Without diversity in community engagement, we will only see a problem through the majority group’s lens. That means that some groups of people will get ahead, while others will get left behind in many aspects of wellbeing.
For example, Dallas City Hall invited citizens to provide their input into The ForwardDallas Land Use update. In order to get community members from as many walks of life participating as possible, the team helped people to understand how everything in their neighborhood influences their life.
The educational content on the dedicated online community engagement page explains how land use decisions can create spatial inequity, touching on the need for diverse and inclusive planning going forward.
“Where you live can affect your quality of life, including access to schools & jobs, your mental & physical health, and how safe you feel in your community. In Dallas, old policies, programs, and methods of decision-making have contributed to location-based disparities, also known as spatial inequity. Throughout Dallas’ history, public transportation, housing loans, development investments, and even utilities like broadband internet have not been equally distributed among neighborhoods. Discrimination based on a communities’ race, ethnicity, and socioeconomic status has perpetually shaped our city. Today, we see evidence of these location-based inequities from neighborhoods that are full of obstacles that stand in the way of residents’ safety, success, and health, to other neighborhoods that are brimming with opportunities.
Land use is one of the many layers that can contribute to spatial inequity. Just like a novel consisting of many pages, other layers that contribute to spatial inequity include local governance/politics, cultural values, and economic structure to name a few.
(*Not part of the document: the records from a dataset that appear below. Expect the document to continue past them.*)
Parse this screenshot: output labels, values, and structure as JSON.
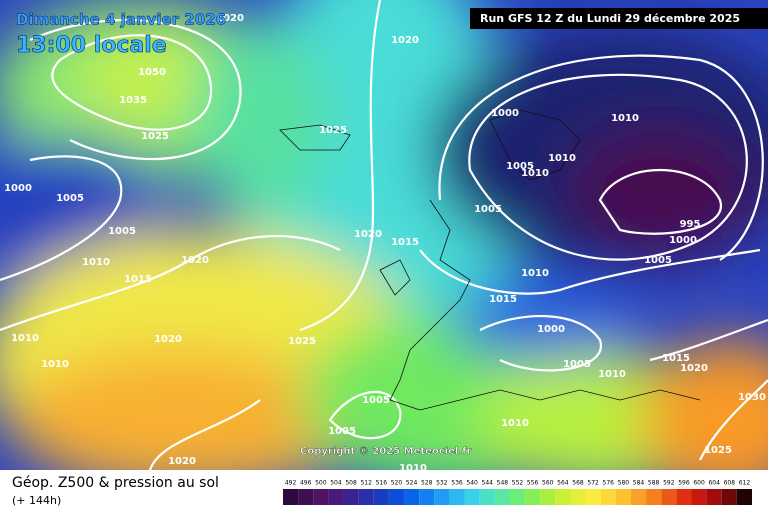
{
  "header": {
    "date": "Dimanche 4 janvier 2026",
    "time": "13:00 locale",
    "run": "Run GFS 12 Z du Lundi 29 décembre 2025",
    "copyright": "Copyright © 2025 Meteociel.fr"
  },
  "footer": {
    "title": "Géop. Z500 & pression au sol",
    "lead": "(+ 144h)"
  },
  "legend": {
    "values": [
      492,
      496,
      500,
      504,
      508,
      512,
      516,
      520,
      524,
      528,
      532,
      536,
      540,
      544,
      548,
      552,
      556,
      560,
      564,
      568,
      572,
      576,
      580,
      584,
      588,
      592,
      596,
      600,
      604,
      608,
      612
    ],
    "colors": [
      "#2b0a3d",
      "#3d0f52",
      "#4f1466",
      "#4a1a7a",
      "#3a2590",
      "#2a30a8",
      "#1a3cc0",
      "#0d4ed8",
      "#0a64e8",
      "#1480f0",
      "#209cf2",
      "#2cb8f0",
      "#3ad0e8",
      "#48e0c8",
      "#58e8a0",
      "#6cec78",
      "#88ee58",
      "#a8f040",
      "#c8f038",
      "#e4f038",
      "#f8ec40",
      "#fcd838",
      "#fcc030",
      "#f8a028",
      "#f48020",
      "#ec5818",
      "#e03010",
      "#c81810",
      "#a00c10",
      "#6c0808",
      "#200404"
    ]
  },
  "isobars": [
    "1020",
    "1020",
    "1050",
    "1035",
    "1025",
    "1025",
    "1000",
    "1010",
    "1005",
    "1010",
    "1010",
    "1000",
    "1005",
    "1005",
    "995",
    "1000",
    "1005",
    "1020",
    "1015",
    "1010",
    "1020",
    "1005",
    "1010",
    "1015",
    "1015",
    "1000",
    "1010",
    "1020",
    "1025",
    "1010",
    "1005",
    "1015",
    "1020",
    "1010",
    "1030",
    "1005",
    "1005",
    "1010",
    "1025",
    "1020",
    "1010"
  ]
}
Historically, people of color, low-income communities, and immigrants have been left out of the planning processes. With ForwardDallas, the city wants to learn and plan with ALL communities. By telling us about the type of city you would like to live in, you are helping to develop a clear vision for how the city should be developed in a way that offers improved quality of life and opportunity to every community and neighborhood within the city.”
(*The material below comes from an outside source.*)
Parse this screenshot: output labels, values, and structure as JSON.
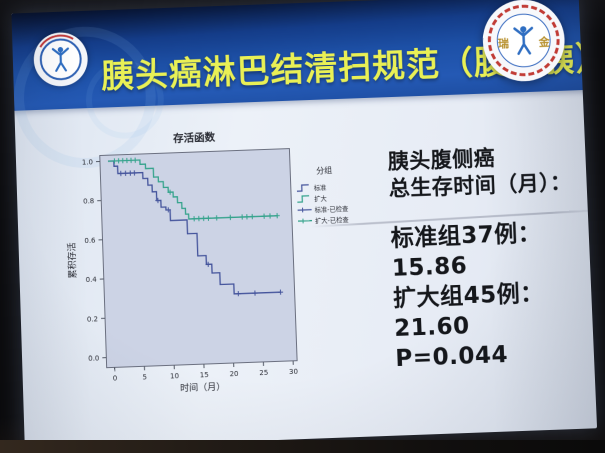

Xiaoqi Feng and Thomas Astell-Burt also recently conducted a review of studies from around the world about how green spaces in our cities can reduce loneliness. While two-thirds of the studies they reviewed found that green space potentially protected people against loneliness, the benefits of social connection and health aren’t always universally felt. Inequities in the quality of green space can arise if diverse community members aren’t consulted.
Many studies reported that some people with disabilities, who are already vulnerable to loneliness, face significant barriers to visiting green spaces and may feel “out of place” within them.
The creation or regeneration of green spaces in communities can also be associated with disempowerment and dispossession, by making nearby housing less affordable. They include an example of “green-gentrification” which has priced out longtime East Boston residents, citing a carbon-neutral housing development that has been a source of well-being for some but created loneliness for others.
While trade-offs are inherent in any difficult decision, involving diverse community members from all walks of life helps us to generate measured solutions that meet a wider set of needs.
Hard decisions have to be made to create a better future.
Diversity in community engagement brings us closer to the real problems in public life, allowing us to arrive at better solutions. It exposes us to new ideas, pushes group-decision making out of autopilot, and enables us to evaluate “the facts” more thoroughly.